3.3. If the instances are not trusted: Option Two

   Another option for the trust model of 3.2 above is to use the same
   key-blinding method as used for v3 onion services. The management server
   would hold a private descriptor-signing key, and use it to derive a
   different private descriptor-signing key for each time period. The instance
   servers would hold the corresponding public key, and use it to derive a
   different public descriptor-signing key for each time period.

   (For security, the key-blinding function in this case should use a
   different nonce than used in the)

   This design would allow the instances to only be configured once, which
   would be simpler than 3.2 above-- but at a cost. The management server's
   use of a long-term private descriptor-signing key would require it to keep
   that key online. (It could keep the derived private descriptor-signing keys
   online, but the parent key could be derived from them.)

   Here, if the instance's knowledge were revealed to an attack, the attacker
   could correlate descriptors for the onion service with one another, but
   could not impersonate the service.

4. Some features of this proposal

   We retain the property that each instance service remains accessible as a
   working onion service. However, anyone who can access it can identify it as
   an instance of an OnionBalance service, and correlate its descriptor to the
   aggregate descriptor.

   Instances could use client authorization to ensure that only the management
   server can decrypt their introduction points. However, because of the
   key-blinding features of v3 onion services, nobody who doesn't know the
   onion addresses for the instances can access them anyway: It would be
   sufficient to keep these addresses secret.

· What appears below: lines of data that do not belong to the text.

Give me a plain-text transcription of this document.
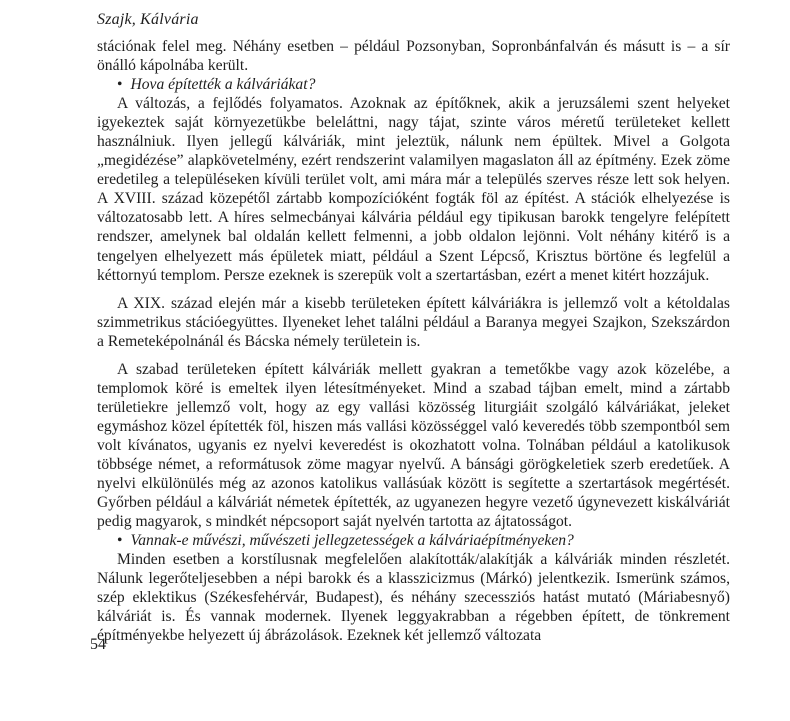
Szajk, Kálvária

stációnak felel meg. Néhány esetben – például Pozsonyban, Sopronbánfalván és másutt is – a sír önálló kápolnába került.

• Hova építették a kálváriákat?

A változás, a fejlődés folyamatos. Azoknak az építőknek, akik a jeruzsálemi szent helyeket igyekeztek saját környezetükbe beleláttni, nagy tájat, szinte város méretű területeket kellett használniuk. Ilyen jellegű kálváriák, mint jeleztük, nálunk nem épültek. Mivel a Golgota „megidézése” alapkövetelmény, ezért rendszerint valamilyen magaslaton áll az építmény. Ezek zöme eredetileg a településeken kívüli terület volt, ami mára már a település szerves része lett sok helyen. A XVIII. század közepétől zártabb kompozícióként fogták föl az építést. A stációk elhelyezése is változatosabb lett. A híres selmecbányai kálvária például egy tipikusan barokk tengelyre felépített rendszer, amelynek bal oldalán kellett felmenni, a jobb oldalon lejönni. Volt néhány kitérő is a tengelyen elhelyezett más épületek miatt, például a Szent Lépcső, Krisztus börtöne és legfelül a kéttornyú templom. Persze ezeknek is szerepük volt a szertartásban, ezért a menet kitért hozzájuk.

A XIX. század elején már a kisebb területeken épített kálváriákra is jellemző volt a kétoldalas szimmetrikus stációegyüttes. Ilyeneket lehet találni például a Baranya megyei Szajkon, Szekszárdon a Remeteképolnánál és Bácska némely területein is.

A szabad területeken épített kálváriák mellett gyakran a temetőkbe vagy azok közelébe, a templomok köré is emeltek ilyen létesítményeket. Mind a szabad tájban emelt, mind a zártabb területiekre jellemző volt, hogy az egy vallási közösség liturgiáit szolgáló kálváriákat, jeleket egymáshoz közel építették föl, hiszen más vallási közösséggel való keveredés több szempontból sem volt kívánatos, ugyanis ez nyelvi keveredést is okozhatott volna. Tolnában például a katolikusok többsége német, a reformátusok zöme magyar nyelvű. A bánsági görögkeletiek szerb eredetűek. A nyelvi elkülönülés még az azonos katolikus vallásúak között is segítette a szertartások megértését. Győrben például a kálváriát németek építették, az ugyanezen hegyre vezető úgynevezett kiskálváriát pedig magyarok, s mindkét népcsoport saját nyelvén tartotta az ájtatosságot.

• Vannak-e művészi, művészeti jellegzetességek a kálváriaépítményeken?

Minden esetben a korstílusnak megfelelően alakították/alakítják a kálváriák minden részletét. Nálunk legerőteljesebben a népi barokk és a klasszicizmus (Márkó) jelentkezik. Ismerünk számos, szép eklektikus (Székesfehérvár, Budapest), és néhány szecessziós hatást mutató (Máriabesnyő) kálváriát is. És vannak modernek. Ilyenek leggyakrabban a régebben épített, de tönkrement építményekbe helyezett új ábrázolások. Ezeknek két jellemző változata

54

   Although anybody who successfully accesses an instance can correlate its
   descriptor to the meta-descriptor, this only works for two descriptors
   within a single time period: You can't match an instance descriptor from
   one time period to a meta-descriptor from another.

A. Acknowledgments

   Thanks to the network team for helping me clarify my ideas here, explore
   options, and better understand some of the implementations and challenges
   in this problem space.

   This research was supported by NSF grants CNS-1526306 and CNS-1619454.